Closed simonexmachina closed 10 years ago

simonexmachina commented 10 years ago

I'd still like to be able to use this transpiler with a legacy codebase which has some files that aren't strict. I know that the legacy modules won't work in ES6 tags but I'm okay with that.

rwaldron commented 10 years ago

I strongly recommend not deviating from the spec. Module code is strict by default, if this project wants to accept such a change it should change it's name. If your "legacy" code is non-strict, it is a bug itself and should be fixed. This isn't an opinion.

domenic commented 10 years ago

Legacy files that aren't strict and can't be made strict should not be upgraded to ES6. It is that simple. If you have files that can't be upgraded to strict then you also have files that can't be upgraded to ES6 modules---that's not an opinion, it's just a fact.

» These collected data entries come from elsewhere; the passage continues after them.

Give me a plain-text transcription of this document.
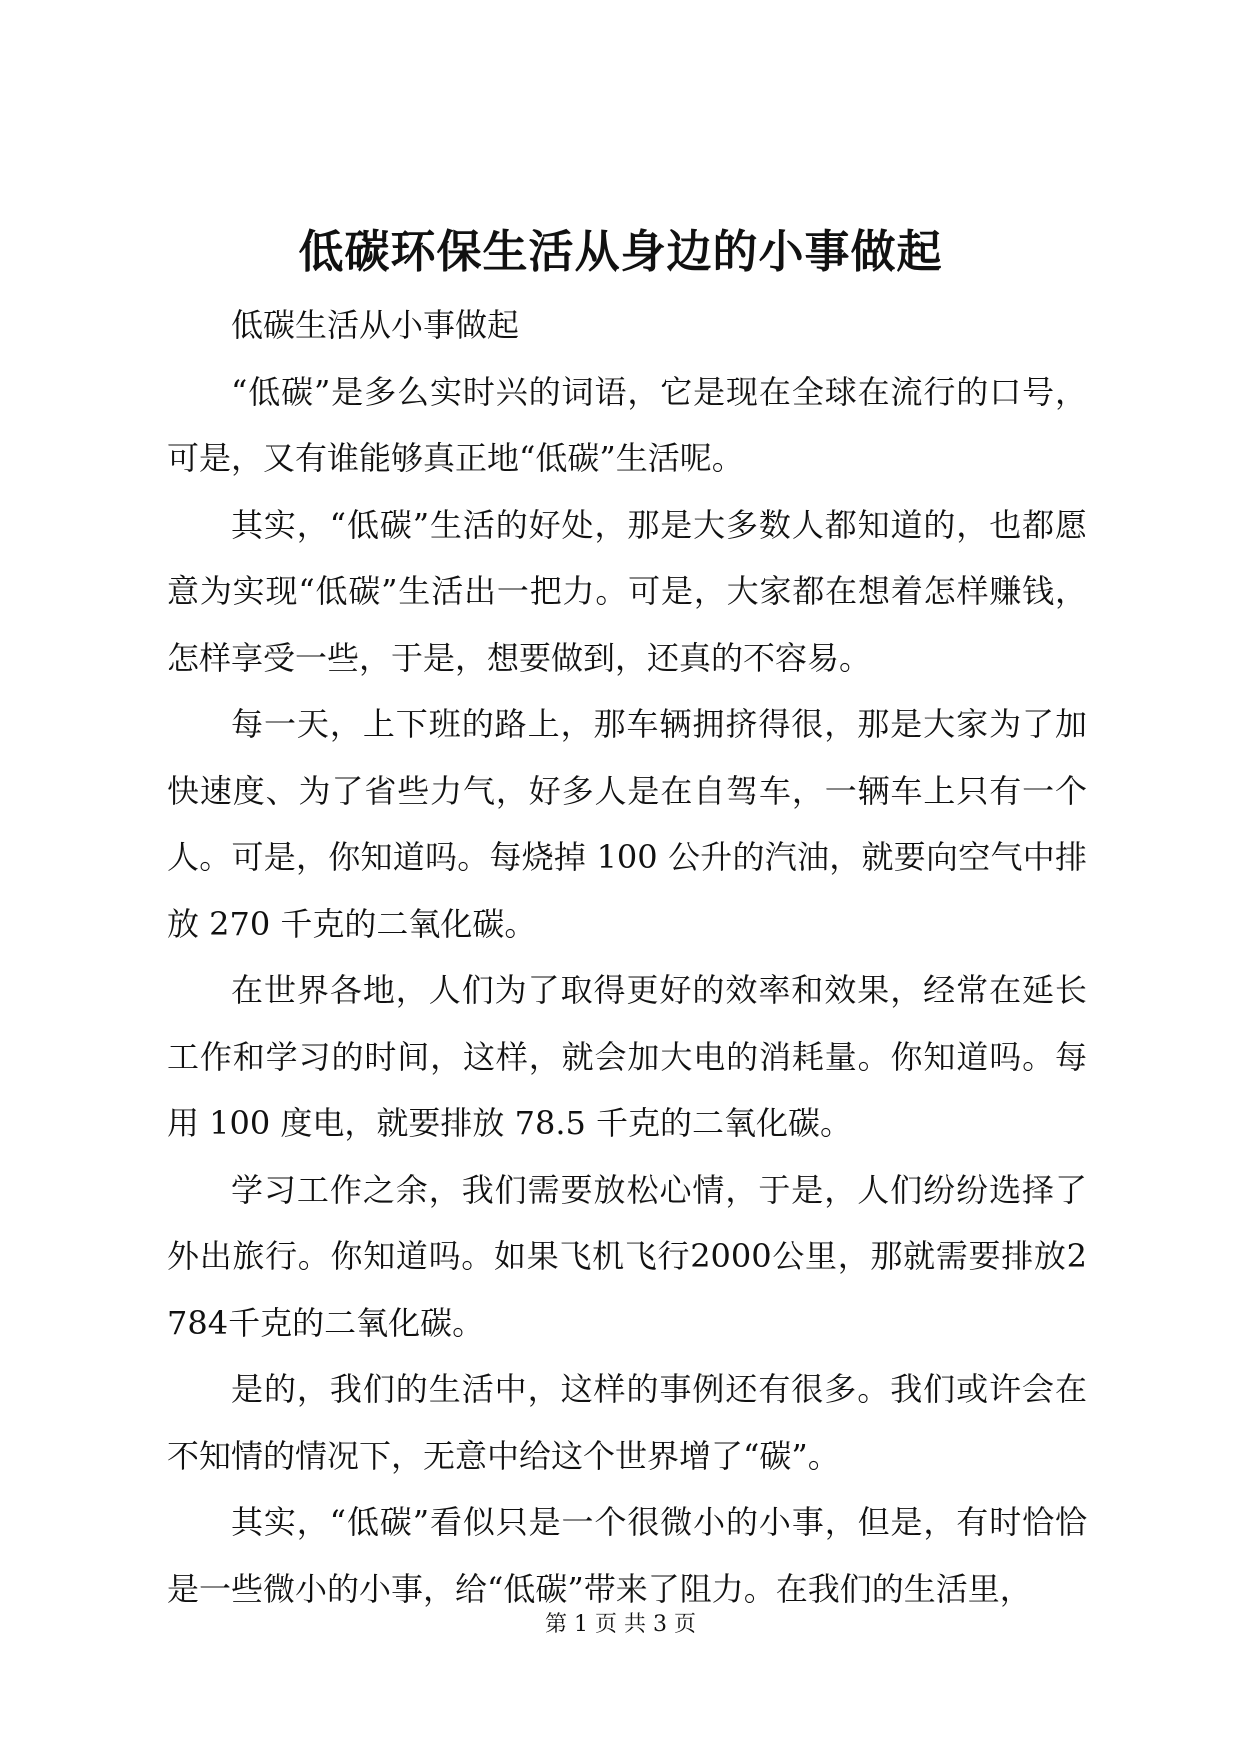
低碳环保生活从身边的小事做起

低碳生活从小事做起

“低碳”是多么实时兴的词语，它是现在全球在流行的口号，可是，又有谁能够真正地“低碳”生活呢。

其实，“低碳”生活的好处，那是大多数人都知道的，也都愿意为实现“低碳”生活出一把力。可是，大家都在想着怎样赚钱，怎样享受一些，于是，想要做到，还真的不容易。

每一天，上下班的路上，那车辆拥挤得很，那是大家为了加快速度、为了省些力气，好多人是在自驾车，一辆车上只有一个人。可是，你知道吗。每烧掉 100 公升的汽油，就要向空气中排放 270 千克的二氧化碳。

在世界各地，人们为了取得更好的效率和效果，经常在延长工作和学习的时间，这样，就会加大电的消耗量。你知道吗。每用 100 度电，就要排放 78.5 千克的二氧化碳。

学习工作之余，我们需要放松心情，于是，人们纷纷选择了外出旅行。你知道吗。如果飞机飞行2000公里，那就需要排放2784千克的二氧化碳。

是的，我们的生活中，这样的事例还有很多。我们或许会在不知情的情况下，无意中给这个世界增了“碳”。

其实，“低碳”看似只是一个很微小的小事，但是，有时恰恰是一些微小的小事，给“低碳”带来了阻力。在我们的生活里，

第 1 页 共 3 页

eventualbuddha commented 10 years ago

While I agree with @rwaldron and @domenic, I do want to understand your use case instead of dismissing it. Are you dealing with "legacy" first-party code or "legacy" third-party code? If the latter, I would recommend not attempting to wrap such code in ES6 modules. If the former, can you provide some context?

simonexmachina commented 10 years ago

I've just started on a project with a pretty large codebase that's not strict and doesn't have any loader or dependency management - just a lot of ordered script tags in the html file. This quote obviously sucks, so we're going to add a module loader and I'd like to use modern syntax. I can't personally see any downside to adding this option, but obviously I can use another module loader for the old code.

rwaldron commented 10 years ago

@aexmachina I assume you've already attempted to run all of that code in strict mode?

eventualbuddha commented 10 years ago

@aexmachina I haven't personally found that many things that don't work in strict mode, but I understand your desire to gradually transition. I still agree with @domenic, however. Having a not-really-ES6-modules configuration defeats much of the purpose of this project, which is to be able to use your ES6 module code as-is and have it work in ES6-capable environments. Introducing a disconnect there is likely to introduce bugs.

This project is already non-compliant in a number of ways, such as bindings, and my goal is to make it more compliant, not less compliant. I suggest that if you want to use a module system on your non-strict code that you should use CommonJS or AMD, which will give you a stepping stone to later update to ES6 modules.

simonexmachina commented 10 years ago

Okay, thanks for the feedback guys. We'll just use my fork for the moment and either make the code strict or switch to another loader such as requireJS.

For anybody interested my fork is called es6-grubby-module-transpiler ;) and there's a Broccoli plugin here.